The drama of Reims highlights the crisis of psychiatry

Could the death of a 37-year-old nurse at the CHU de Reims, killed in hospital by a patient suffering from psychiatric disorders, have been avoided by better care? Impossible to say, but the drama brings to light the long-standing collapse of this sector. The murder "immediately raises the question of the catastrophic situation of the care of the mentally ill in our psychiatric establishments", reacted Force Ouvrière Santé on Tuesday, after the announcement of the death.

According to the first elements of the investigation, the attacker, a 59-year-old man under curatorship, suffered from severe psychiatric disorders and had already been violent on several occasions. Even if it is not possible at this stage to determine what precise role played his pathology, the nature of which is also unknown, questions are already being asked about the psychiatric follow-up to which he was subject. "The patient had not been taking his treatment for over a year," reported a local union source, who requested anonymity.

Several actors in the hospital world therefore see in this drama a new illustration of the difficulties of French psychiatry, a sector plunged into a deep crisis for several decades. "We are going to experience tense moments in terms of psychiatry" in the coming years, acknowledged Arnaud Robinet, president of the Fédération hospitalière de France (FHF), on Tuesday, on RTL. He used a term ubiquitous among observers of the sector: psychiatry is the "poor relation" of the French health system.
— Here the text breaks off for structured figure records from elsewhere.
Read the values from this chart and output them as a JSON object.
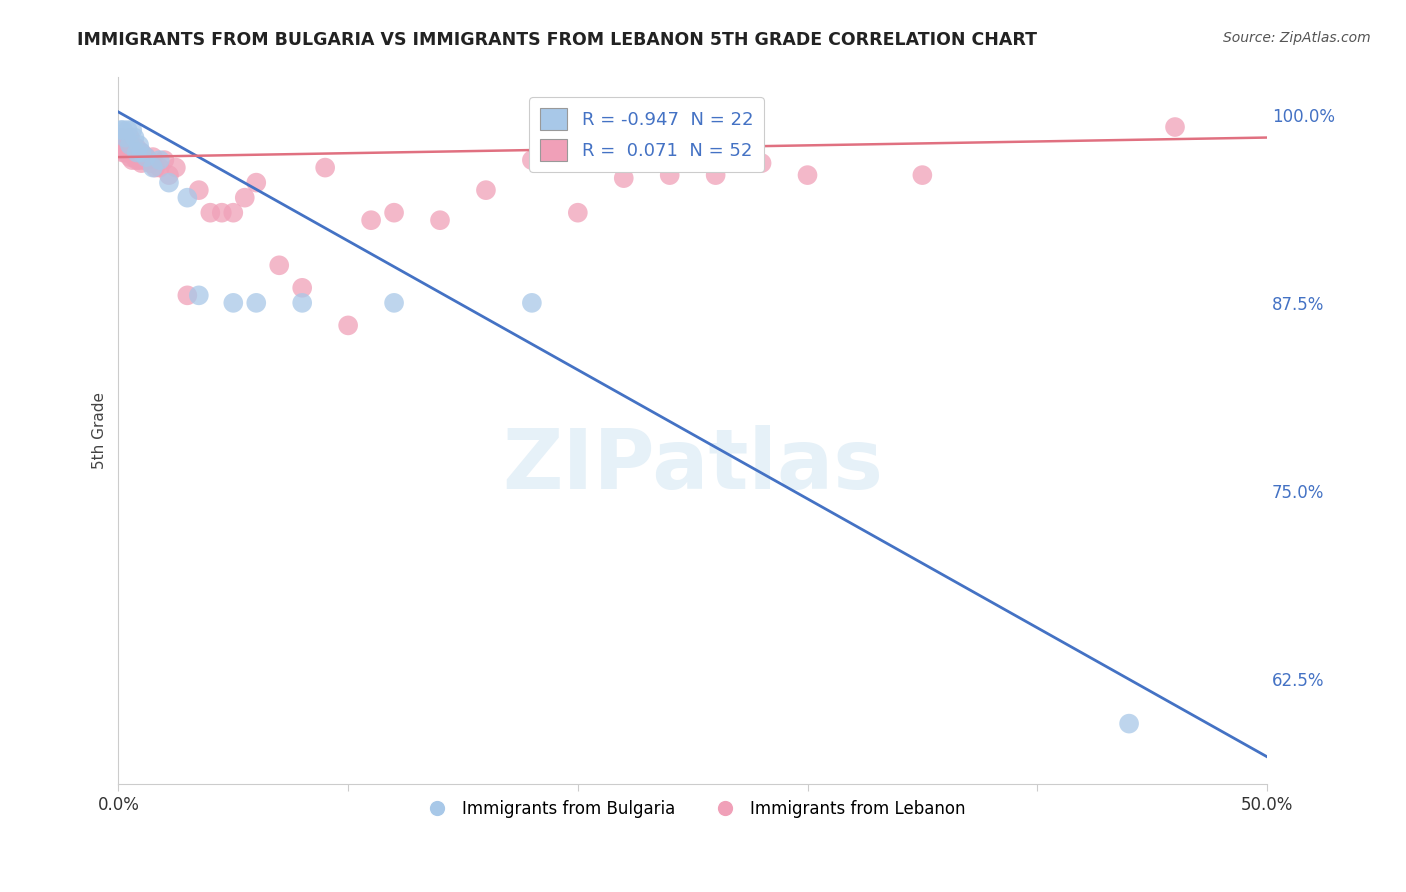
{
  "title": "IMMIGRANTS FROM BULGARIA VS IMMIGRANTS FROM LEBANON 5TH GRADE CORRELATION CHART",
  "source": "Source: ZipAtlas.com",
  "ylabel": "5th Grade",
  "xlim": [
    0.0,
    0.5
  ],
  "ylim": [
    0.555,
    1.025
  ],
  "yticks_right": [
    0.625,
    0.75,
    0.875,
    1.0
  ],
  "ytick_right_labels": [
    "62.5%",
    "75.0%",
    "87.5%",
    "100.0%"
  ],
  "grid_color": "#cccccc",
  "bg_color": "#ffffff",
  "bulgaria_color": "#a8c8e8",
  "lebanon_color": "#f0a0b8",
  "bulgaria_line_color": "#4472c4",
  "lebanon_line_color": "#e07080",
  "legend_R_label1": "R = -0.947  N = 22",
  "legend_R_label2": "R =  0.071  N = 52",
  "watermark": "ZIPatlas",
  "bul_line_x0": 0.0,
  "bul_line_y0": 1.002,
  "bul_line_x1": 0.5,
  "bul_line_y1": 0.573,
  "leb_line_x0": 0.0,
  "leb_line_y0": 0.972,
  "leb_line_x1": 0.5,
  "leb_line_y1": 0.985,
  "bulgaria_points_x": [
    0.001,
    0.002,
    0.003,
    0.004,
    0.005,
    0.006,
    0.007,
    0.008,
    0.009,
    0.01,
    0.012,
    0.015,
    0.018,
    0.022,
    0.03,
    0.035,
    0.05,
    0.06,
    0.08,
    0.12,
    0.18,
    0.44
  ],
  "bulgaria_points_y": [
    0.99,
    0.99,
    0.985,
    0.99,
    0.98,
    0.99,
    0.985,
    0.975,
    0.98,
    0.975,
    0.972,
    0.965,
    0.97,
    0.955,
    0.945,
    0.88,
    0.875,
    0.875,
    0.875,
    0.875,
    0.875,
    0.595
  ],
  "lebanon_points_x": [
    0.001,
    0.002,
    0.002,
    0.003,
    0.003,
    0.004,
    0.004,
    0.005,
    0.005,
    0.006,
    0.006,
    0.007,
    0.007,
    0.008,
    0.008,
    0.009,
    0.01,
    0.01,
    0.011,
    0.012,
    0.013,
    0.014,
    0.015,
    0.016,
    0.018,
    0.02,
    0.022,
    0.025,
    0.03,
    0.035,
    0.04,
    0.045,
    0.05,
    0.055,
    0.06,
    0.07,
    0.08,
    0.09,
    0.1,
    0.11,
    0.12,
    0.14,
    0.16,
    0.18,
    0.2,
    0.22,
    0.24,
    0.26,
    0.28,
    0.3,
    0.35,
    0.46
  ],
  "lebanon_points_y": [
    0.985,
    0.98,
    0.975,
    0.98,
    0.975,
    0.98,
    0.975,
    0.985,
    0.972,
    0.975,
    0.97,
    0.975,
    0.972,
    0.978,
    0.97,
    0.97,
    0.975,
    0.968,
    0.97,
    0.972,
    0.97,
    0.968,
    0.972,
    0.965,
    0.965,
    0.97,
    0.96,
    0.965,
    0.88,
    0.95,
    0.935,
    0.935,
    0.935,
    0.945,
    0.955,
    0.9,
    0.885,
    0.965,
    0.86,
    0.93,
    0.935,
    0.93,
    0.95,
    0.97,
    0.935,
    0.958,
    0.96,
    0.96,
    0.968,
    0.96,
    0.96,
    0.992
  ]
}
The observation is the same on the ground, in terms often more virulent than those of Arnaud Robinet, also mayor of Reims and member of the presidential majority (Horizons).

And it's not from this week. In recent months, the main organizations of psychiatrists at the hospital have repeatedly denounced the "disrepair" of the sector and the "great contempt of the government".

Psychiatry has problems common to the whole hospital, but amplified by the specificities of mental disorders: these often require long-term follow-up and drug treatments must generally be accompanied by psychotherapies, which involve long consultations.

To respond to this, the means of the public hospital appear inadequate, which results for many patients, in particular children and adolescents, in the impossibility of finding an appointment for many months and then of benefiting from sufficiently regular follow-up. One figure shows that this trend goes back a long way: between 1997 and 2021, the number of inpatient psychiatric beds fell by about a fifth, from almost 100,000 to just over 80,000.

Known for a long time, the crisis of psychiatry therefore returned to the political field on Tuesday: Éric Ciotti, the leader of the Republicans, thus called for a "great psychiatry plan", a concern hitherto rarely expressed on the right. But "it is not by snapping our fingers that we will have more doctors tomorrow, we will have to wait ten years", warned François Braun, the Minister of Health, at the National Assembly, also defending the "sharing of skills with specialist nurses.